Each summer, the venerable festival becomes the center of classical music. Conductors, theater directors, orchestras, singers, actors and virtuoso instrumentalists of world-wide renown can be seen and heard performing live in the picturesque city on the river Salzach in the months of July and August. Even the most eminent opera stars come together to rehearse productions intensively for several weeks, thereby fulfilling the creed of the Salzburg Festival as it was originally envisioned by Hugo von Hofmannsthal, one of the festival’s founding fathers: “Dramatic play-acting in the strongest sense is our intention; routine, run-of-the-mill performances have no place here.”
So each summer, the boundaries between daily life and stagecraft blur, as the Salzburg Festival offers one of the most comprehensive programs in the (classical) festival world – from Mozart, the genius loci, to modern works, from classical interpretations to avant-garde experimentations, from Hugo von Hofmannsthal’s Jedermann to Leonard Bernstein’s West Side Story, one aspect always remains in the main focus: quality.
The Salzburg Festival is often described as the world’s leading festival of music and theater, and this reputation is confirmed by countless superlatives: witness the number of performances and annual visitors, or the wide-ranging program. In 2018, the festival lasted 42 days; 206 performances in 18 different venues were seen by some 261,000 visitors from all over the world. With a 97% ratio of occupied seats and 260,875 tickets issued, the festival was able to repeat the successful results of the previous year. The ticket revenues of 30.3 million euro (33.6 million) even exceeded the previous year’s. Unlike other cultural enterprises, the Salzburg Festival bears a double responsibility, one artistic and one for the overall economy. Since its founding, it has been an artistic and economic motor for an entire region. The overall budget of the Salzburg Festival was around 60.81 million euro ($67.5 million) in 2018. The public sector, in particular the Republic of Austria, the state of Salzburg, the city of Salzburg, as well as the Salzburg tourism boards, contributed a total of 13.4 million euro ($14.8 million) to it. Our gratitude also goes to the 6,500 members of the Salzburg Festival Society all over the world. No other festival in the world has such a large and faithful association of friends.
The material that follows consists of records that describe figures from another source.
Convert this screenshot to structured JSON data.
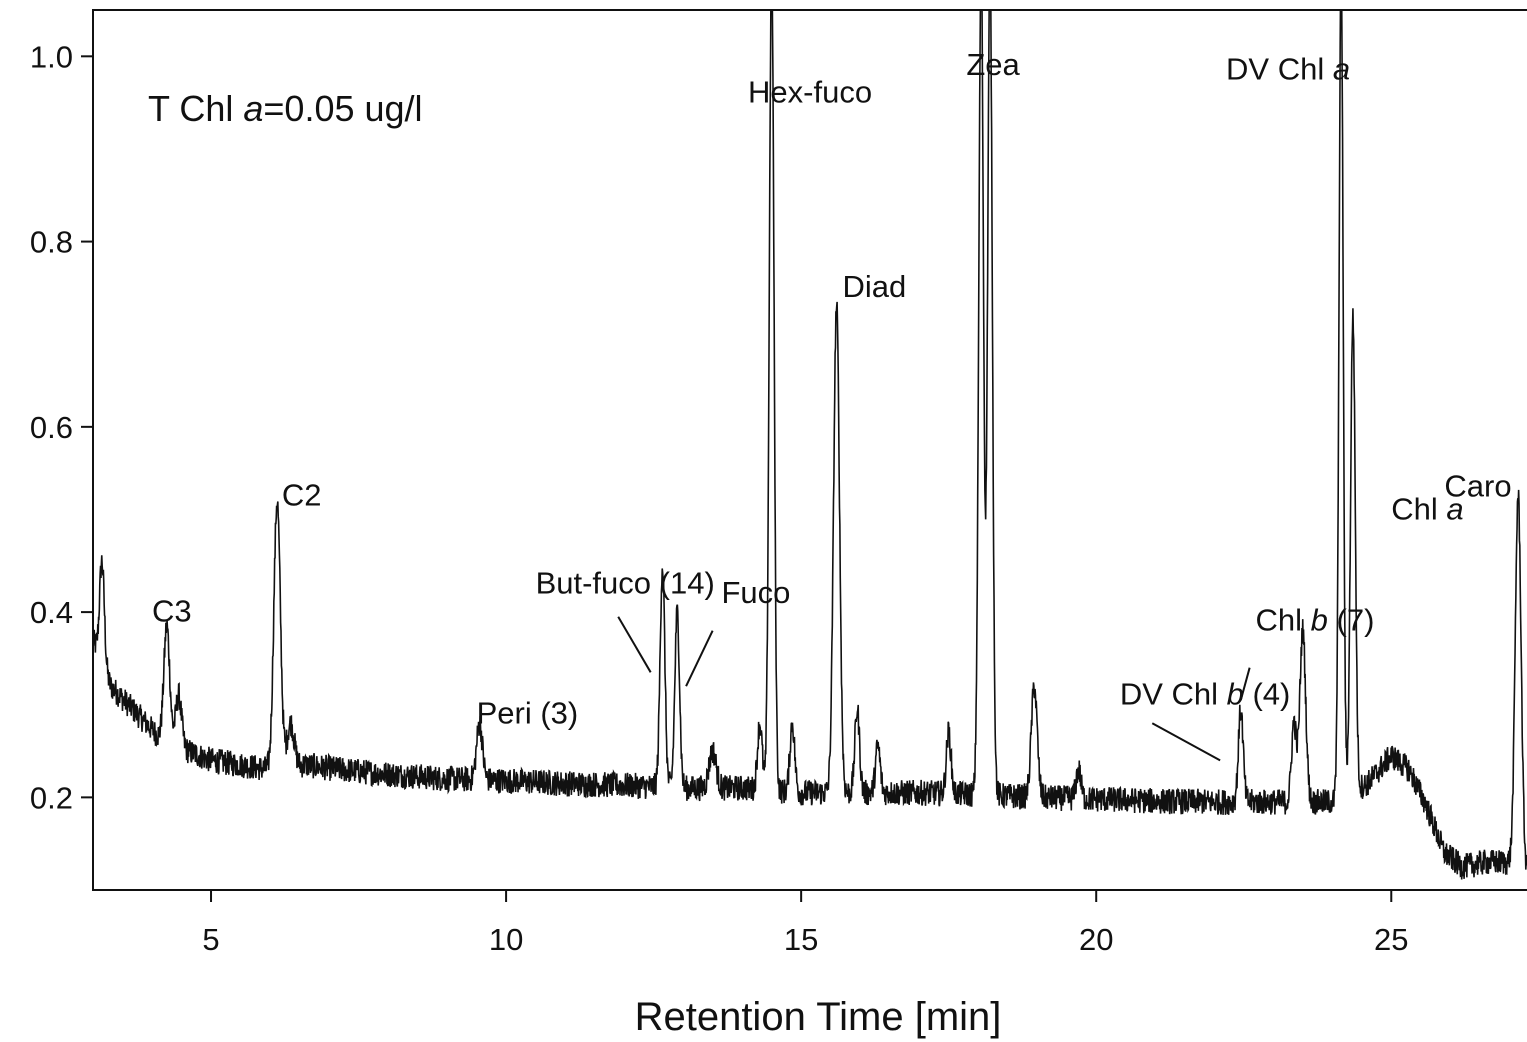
{
  "chart_data": {
    "type": "line",
    "title": "",
    "xlabel": "Retention Time [min]",
    "ylabel": "",
    "xlim": [
      3,
      27.3
    ],
    "ylim": [
      0.1,
      1.05
    ],
    "xticks": [
      5,
      10,
      15,
      20,
      25
    ],
    "yticks": [
      0.2,
      0.4,
      0.6,
      0.8,
      1.0
    ],
    "xtick_labels": [
      "5",
      "10",
      "15",
      "20",
      "25"
    ],
    "ytick_labels": [
      "0.2",
      "0.4",
      "0.6",
      "0.8",
      "1.0"
    ],
    "grid": false,
    "annotation": {
      "prefix": "T Chl ",
      "italic": "a",
      "suffix": "=0.05 ug/l"
    },
    "line_color": "#111111",
    "baseline": [
      [
        3.0,
        0.37
      ],
      [
        3.3,
        0.32
      ],
      [
        3.6,
        0.3
      ],
      [
        3.9,
        0.28
      ],
      [
        4.2,
        0.26
      ],
      [
        4.6,
        0.25
      ],
      [
        5.0,
        0.24
      ],
      [
        5.5,
        0.235
      ],
      [
        6.0,
        0.23
      ],
      [
        6.6,
        0.235
      ],
      [
        7.2,
        0.23
      ],
      [
        8.0,
        0.225
      ],
      [
        9.0,
        0.22
      ],
      [
        10.0,
        0.218
      ],
      [
        11.0,
        0.215
      ],
      [
        12.0,
        0.213
      ],
      [
        13.0,
        0.21
      ],
      [
        14.0,
        0.21
      ],
      [
        15.0,
        0.205
      ],
      [
        16.0,
        0.205
      ],
      [
        17.0,
        0.205
      ],
      [
        18.0,
        0.203
      ],
      [
        19.0,
        0.2
      ],
      [
        20.0,
        0.198
      ],
      [
        21.0,
        0.196
      ],
      [
        22.0,
        0.195
      ],
      [
        23.0,
        0.195
      ],
      [
        24.0,
        0.195
      ],
      [
        24.6,
        0.215
      ],
      [
        25.0,
        0.245
      ],
      [
        25.3,
        0.23
      ],
      [
        25.6,
        0.19
      ],
      [
        25.9,
        0.14
      ],
      [
        26.2,
        0.125
      ],
      [
        26.6,
        0.13
      ],
      [
        27.0,
        0.13
      ],
      [
        27.3,
        0.12
      ]
    ],
    "peaks": [
      {
        "rt": 3.15,
        "height": 0.455,
        "width": 0.04
      },
      {
        "rt": 4.25,
        "height": 0.385,
        "width": 0.05
      },
      {
        "rt": 4.45,
        "height": 0.31,
        "width": 0.05
      },
      {
        "rt": 6.12,
        "height": 0.52,
        "width": 0.055
      },
      {
        "rt": 6.35,
        "height": 0.28,
        "width": 0.06
      },
      {
        "rt": 9.55,
        "height": 0.28,
        "width": 0.05
      },
      {
        "rt": 12.65,
        "height": 0.45,
        "width": 0.04
      },
      {
        "rt": 12.9,
        "height": 0.4,
        "width": 0.04
      },
      {
        "rt": 13.5,
        "height": 0.25,
        "width": 0.06
      },
      {
        "rt": 14.3,
        "height": 0.28,
        "width": 0.04
      },
      {
        "rt": 14.5,
        "height": 1.1,
        "width": 0.04
      },
      {
        "rt": 14.85,
        "height": 0.28,
        "width": 0.04
      },
      {
        "rt": 15.6,
        "height": 0.73,
        "width": 0.05
      },
      {
        "rt": 15.95,
        "height": 0.295,
        "width": 0.04
      },
      {
        "rt": 16.3,
        "height": 0.255,
        "width": 0.04
      },
      {
        "rt": 17.5,
        "height": 0.27,
        "width": 0.04
      },
      {
        "rt": 18.05,
        "height": 1.1,
        "width": 0.04
      },
      {
        "rt": 18.2,
        "height": 1.1,
        "width": 0.04
      },
      {
        "rt": 18.95,
        "height": 0.32,
        "width": 0.05
      },
      {
        "rt": 19.7,
        "height": 0.23,
        "width": 0.04
      },
      {
        "rt": 22.45,
        "height": 0.295,
        "width": 0.04
      },
      {
        "rt": 23.35,
        "height": 0.28,
        "width": 0.04
      },
      {
        "rt": 23.5,
        "height": 0.38,
        "width": 0.05
      },
      {
        "rt": 24.15,
        "height": 1.1,
        "width": 0.035
      },
      {
        "rt": 24.35,
        "height": 0.72,
        "width": 0.04
      },
      {
        "rt": 27.15,
        "height": 0.525,
        "width": 0.05
      }
    ],
    "peak_labels": [
      {
        "parts": [
          {
            "t": "C3"
          }
        ],
        "x": 4.0,
        "y": 0.39
      },
      {
        "parts": [
          {
            "t": "C2"
          }
        ],
        "x": 6.2,
        "y": 0.515
      },
      {
        "parts": [
          {
            "t": "Peri (3)"
          }
        ],
        "x": 9.5,
        "y": 0.28
      },
      {
        "parts": [
          {
            "t": "But-fuco (14)"
          }
        ],
        "x": 10.5,
        "y": 0.42
      },
      {
        "parts": [
          {
            "t": "Fuco"
          }
        ],
        "x": 13.65,
        "y": 0.41
      },
      {
        "parts": [
          {
            "t": "Hex-fuco"
          }
        ],
        "x": 14.1,
        "y": 0.95
      },
      {
        "parts": [
          {
            "t": "Diad"
          }
        ],
        "x": 15.7,
        "y": 0.74
      },
      {
        "parts": [
          {
            "t": "Zea"
          }
        ],
        "x": 17.8,
        "y": 0.98
      },
      {
        "parts": [
          {
            "t": "DV Chl "
          },
          {
            "t": "a",
            "i": true
          }
        ],
        "x": 22.2,
        "y": 0.975
      },
      {
        "parts": [
          {
            "t": "Chl "
          },
          {
            "t": "a",
            "i": true
          }
        ],
        "x": 25.0,
        "y": 0.5
      },
      {
        "parts": [
          {
            "t": "DV Chl "
          },
          {
            "t": "b",
            "i": true
          },
          {
            "t": " (4)"
          }
        ],
        "x": 20.4,
        "y": 0.3
      },
      {
        "parts": [
          {
            "t": "Chl "
          },
          {
            "t": "b",
            "i": true
          },
          {
            "t": " (7)"
          }
        ],
        "x": 22.7,
        "y": 0.38
      },
      {
        "parts": [
          {
            "t": "Caro"
          }
        ],
        "x": 25.9,
        "y": 0.525
      }
    ],
    "leader_lines": [
      {
        "x1": 11.9,
        "y1": 0.395,
        "x2": 12.45,
        "y2": 0.335
      },
      {
        "x1": 13.5,
        "y1": 0.38,
        "x2": 13.05,
        "y2": 0.32
      },
      {
        "x1": 20.95,
        "y1": 0.28,
        "x2": 22.1,
        "y2": 0.24
      },
      {
        "x1": 22.6,
        "y1": 0.34,
        "x2": 22.45,
        "y2": 0.305
      }
    ]
  }
}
The association supported the 2018 Festival’s programs with 2.7 million euro ($2.9 million) Thanks to its ticket revenues and the many supporters mentioned above, the Salzburg Festival has an extraordinarily high level of self-financing, reaching more than 75%.
Over the last decades, the American tradition of promoting culture through private patronage has made many projects possible at the Salzburg Festival which would never have existed without such financial contributions. Betty Freeman supported the concert series Komponisten der Zeitenwende and Next Generation. The generous donation contributed by Donald Kahn was crucial for the architectural restoration of the House for Mozart, once a royal stable, now a venue where concerts, plays and operas are performed. Gerhard Andlinger helped to make the dream of the Salzburg Kulisse on the roof of the House for Mozart a reality.
The Salzburg Festival Society is concerned with furthering the tradition of classical music and supports festival opera productions and young artists. During the summer, they organize talks with artists in English. Personal connections and friendships – united in the deep appreciation for the Salzburg Festival – contribute to a successful and lasting relationship between the United States and Austria.